Manual test: Setup: Using Flink 1.20.2 sql-client:
CREATE CATALOG paimon WITH (
'type'='paimon',
'warehouse'='file:<some_path>'
);
USE CATALOG paimon;
CREATE DATABASE `my.database`;
Flink SQL> CREATE TABLE `my.database`.`my.table` (id int, val int, PRIMARY KEY (id) NOT ENFORCED);
[INFO] Execute statement succeeded.
Flink SQL> INSERT INTO `my.database`.`my.table` VALUES (0, 0);
[INFO] Submitting SQL update statement to the cluster...

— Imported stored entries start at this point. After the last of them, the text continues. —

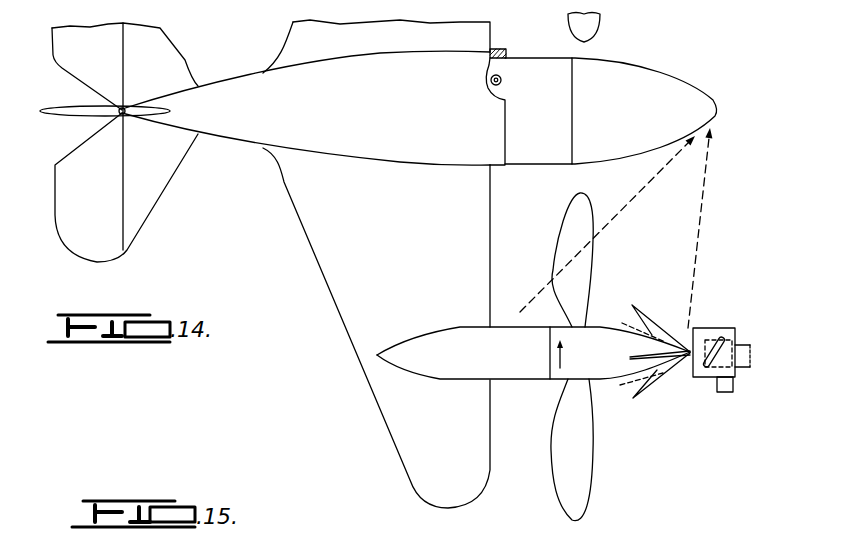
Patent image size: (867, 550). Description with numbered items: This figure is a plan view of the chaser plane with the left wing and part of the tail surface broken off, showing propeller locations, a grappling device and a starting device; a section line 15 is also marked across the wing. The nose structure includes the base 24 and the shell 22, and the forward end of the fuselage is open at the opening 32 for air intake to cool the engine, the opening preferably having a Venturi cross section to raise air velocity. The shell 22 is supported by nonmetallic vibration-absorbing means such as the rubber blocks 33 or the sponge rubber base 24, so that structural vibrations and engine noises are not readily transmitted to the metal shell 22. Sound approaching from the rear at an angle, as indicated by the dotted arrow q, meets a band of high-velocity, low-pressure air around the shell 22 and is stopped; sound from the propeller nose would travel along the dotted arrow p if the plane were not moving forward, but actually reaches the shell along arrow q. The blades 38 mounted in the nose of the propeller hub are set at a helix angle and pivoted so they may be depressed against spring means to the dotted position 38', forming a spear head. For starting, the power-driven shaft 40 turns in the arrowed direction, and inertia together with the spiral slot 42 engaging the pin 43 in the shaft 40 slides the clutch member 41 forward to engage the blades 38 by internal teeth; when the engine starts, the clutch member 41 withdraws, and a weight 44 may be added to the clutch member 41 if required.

The section line 15- 15 is at (476, 14).
The shell 22 is at (648, 114).
The base 24 is at (557, 116).
The opening 32 is at (507, 54).
The rubber blocks 33 is at (501, 80).
The blades 38 is at (660, 343).
The depressed position of blades 38' is at (633, 336).
The shaft 40 is at (742, 346).
The clutch member 41 is at (700, 327).
The spiral slot 42 is at (722, 340).
The pin 43 is at (702, 374).
The weight 44 is at (725, 392).
The dotted arrow q is at (620, 208).
The dotted arrow p is at (702, 207).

[INFO] SQL update statement has been successfully submitted to the cluster:
Job ID: c44d2080ba9515a581d492ffda49fed1
Flink SQL> INSERT INTO `my.database`.`my.table` VALUES (0, 1);
[INFO] Submitting SQL update statement to the cluster...
[INFO] SQL update statement has been successfully submitted to the cluster:
Job ID: 2099de090e8f0c9ecf93a8929608ec8b
Two datafiles prior to the compaction:
$ ls my.database.db/my.table/bucket-0/
data-5f35bc70-65f1-4b6d-a20a-4aee1814aa3c-0.parquet data-82f9e2fb-92bd-4564-a715-b5204eea4f7c-0.parquet
Before:
Flink SQL> CALL sys.compact('`my.database`.`my.table`');
[ERROR] Could not execute SQL statement. Reason:
org.apache.paimon.catalog.Catalog$TableNotExistException: Table `my.database`.`my.table` does not exist.
After:
Flink SQL> CALL sys.compact('`my.database`.`my.table`');
+----------------------------------------+
| result |
+----------------------------------------+
| JobID=a7e46b7d80ec5b7b8af2b2024e8d26b4 |
+----------------------------------------+
1 row in set
A third datafile got created after the compaction, showing the procedure ran:
$ ls my.database.db/my.table/bucket-0/
data-5a6b72a7-53ce-4e8b-982b-a5fca5780e6e-0.parquet data-5f35bc70-65f1-4b6d-a20a-4aee1814aa3c-0.parquet data-82f9e2fb-92bd-4564-a715-b5204eea4f7c-0.parquet
API and Format
Documentation
Relation pr https://github.com/apache/paimon/pull/5390
@LinMingQiang is there anything we can do to have this PR reviewed / merged?
@JingsongLi would you be able to have a look please?